Machtkampf in Venezuela

Militärgericht verurteilt neun Offiziere

2014 begann eine Protestwelle gegen die Regierung. Nun wurden teils ranghohe Angehörige der Luftwaffe zu Haftstrafen verdonnert.

Die Putschpläne sahen angeblich den Sturz von Nicolás Maduro vor. Bild: dps

RIO DE JANEIRO epd | Ein Militärgericht in Venezuela hat neun Offiziere wegen ihrer Verwicklung in einen Putschversuch verurteilt. Verteidigungsminister Vladimir Padrino López erklärte am Mittwoch, die Armeeangehörigen seien der Teilnahme an der „Operation Jericó“ überführt worden.

Der mutmaßliche Plan für einen Staatsstreich unter diesem Decknamen war im März vergangenen Jahres vom venezolanischen Geheimdienst aufgedeckt worden. Er sah angeblich den Sturz von Präsident Nicolás Maduro und die Bombardierung mehrerer Regierungsgebäude in der Hauptstadt Caracas vor.
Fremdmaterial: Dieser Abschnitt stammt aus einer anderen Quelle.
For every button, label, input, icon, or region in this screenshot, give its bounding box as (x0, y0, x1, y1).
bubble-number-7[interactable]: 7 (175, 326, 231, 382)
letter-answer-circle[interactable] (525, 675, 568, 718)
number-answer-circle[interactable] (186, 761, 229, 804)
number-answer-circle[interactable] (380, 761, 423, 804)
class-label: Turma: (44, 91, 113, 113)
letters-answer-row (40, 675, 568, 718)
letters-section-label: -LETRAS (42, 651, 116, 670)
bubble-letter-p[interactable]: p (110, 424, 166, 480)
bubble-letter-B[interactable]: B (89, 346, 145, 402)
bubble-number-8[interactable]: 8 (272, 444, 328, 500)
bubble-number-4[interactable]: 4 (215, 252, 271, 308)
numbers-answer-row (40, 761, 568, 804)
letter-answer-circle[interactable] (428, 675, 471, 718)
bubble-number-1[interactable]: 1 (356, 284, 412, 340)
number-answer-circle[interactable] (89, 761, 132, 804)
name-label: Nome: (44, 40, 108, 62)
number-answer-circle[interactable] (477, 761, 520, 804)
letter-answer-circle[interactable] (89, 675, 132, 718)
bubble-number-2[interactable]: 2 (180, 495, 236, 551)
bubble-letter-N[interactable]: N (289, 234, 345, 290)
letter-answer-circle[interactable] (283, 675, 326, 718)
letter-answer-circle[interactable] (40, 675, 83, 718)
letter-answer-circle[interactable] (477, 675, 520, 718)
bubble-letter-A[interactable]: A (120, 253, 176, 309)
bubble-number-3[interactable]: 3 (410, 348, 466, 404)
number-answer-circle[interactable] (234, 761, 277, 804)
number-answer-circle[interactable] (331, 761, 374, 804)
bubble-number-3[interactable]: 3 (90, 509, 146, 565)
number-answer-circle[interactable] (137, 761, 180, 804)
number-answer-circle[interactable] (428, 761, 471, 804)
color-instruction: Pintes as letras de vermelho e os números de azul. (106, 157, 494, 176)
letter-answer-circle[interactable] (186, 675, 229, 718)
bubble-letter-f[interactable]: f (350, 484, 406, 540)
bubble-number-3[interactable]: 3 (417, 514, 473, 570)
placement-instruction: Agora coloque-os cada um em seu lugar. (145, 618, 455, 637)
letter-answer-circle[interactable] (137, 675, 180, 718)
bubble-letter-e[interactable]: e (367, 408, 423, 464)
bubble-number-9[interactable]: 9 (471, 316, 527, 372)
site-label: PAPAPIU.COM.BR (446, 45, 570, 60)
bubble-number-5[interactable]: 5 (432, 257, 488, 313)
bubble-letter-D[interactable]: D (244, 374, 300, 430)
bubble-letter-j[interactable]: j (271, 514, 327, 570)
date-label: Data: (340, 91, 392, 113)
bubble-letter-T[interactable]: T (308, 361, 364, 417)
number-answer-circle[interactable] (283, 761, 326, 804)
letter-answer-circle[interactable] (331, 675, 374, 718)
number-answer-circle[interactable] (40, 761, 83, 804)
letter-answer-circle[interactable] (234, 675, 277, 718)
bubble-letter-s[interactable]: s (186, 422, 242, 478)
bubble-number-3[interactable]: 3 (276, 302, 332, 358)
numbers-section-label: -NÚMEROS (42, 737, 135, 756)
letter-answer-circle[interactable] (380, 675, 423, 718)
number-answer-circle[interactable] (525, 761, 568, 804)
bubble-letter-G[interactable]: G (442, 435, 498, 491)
Die teils ranghohen Angehörigen der Luftwaffe wurden zu Haftstrafen zwischen vier und achteinhalb Jahren verurteilt, wie die Zeitung Últimas Noticias berichtete. Ein zehnter Angeklagter war bereits zu Prozessbeginn am 25. Februar zu knapp vier Jahren Haft verurteilt worden, nachdem er seine Beteiligung an dem Umsturzversuch eingestanden hatte.

Laut der Regierung waren mehrere prominente Oppositionspolitiker in die Putschpläne, die angeblich auch nach dem Auffliegen der „Operation Jericó“ weiterverfolgt wurden, eingeweiht. Zu ihnen gehört demzufolge auch der ehemalige Bürgermeister von Caracas, Antonio Ledezma, der Ende Februar in seinem Büro von Geheimdienstbeamten festgenommen wurde.

Der UN-Menschenrechtsrat und die Interamerikanische Menschenrechtskommission fordern seit Wochen die Freilassung von Ledezma, des vor über einem Jahr verhafteten Oppositionsführers Leopoldo López sowie aller weiteren inhaftierten Oppositionspolitiker.

Regierung und Opposition in Venezuela stehen sich unversöhnlich gegenüber. Anfang 2014 begann eine mehrmonatige Protestwelle gegen die sozialistische Regierung, in deren Verlauf über 40 Menschen getötet wurden. Angesichts einer schweren Wirtschaftskrise steht Präsident Maduro unter Druck.

Das Erdölland leidet seit langem unter einer hohen Inflationsrate, Devisenmangel und Lücken bei der Versorgung mit Produkten des täglichen Bedarfs. Der stark gefallene Preis für Erdöl hat die Wirtschaftskrise noch verschärft. Über 90 Prozent der Deviseneinnahmen Venezuelas stammen aus dem Ölexport.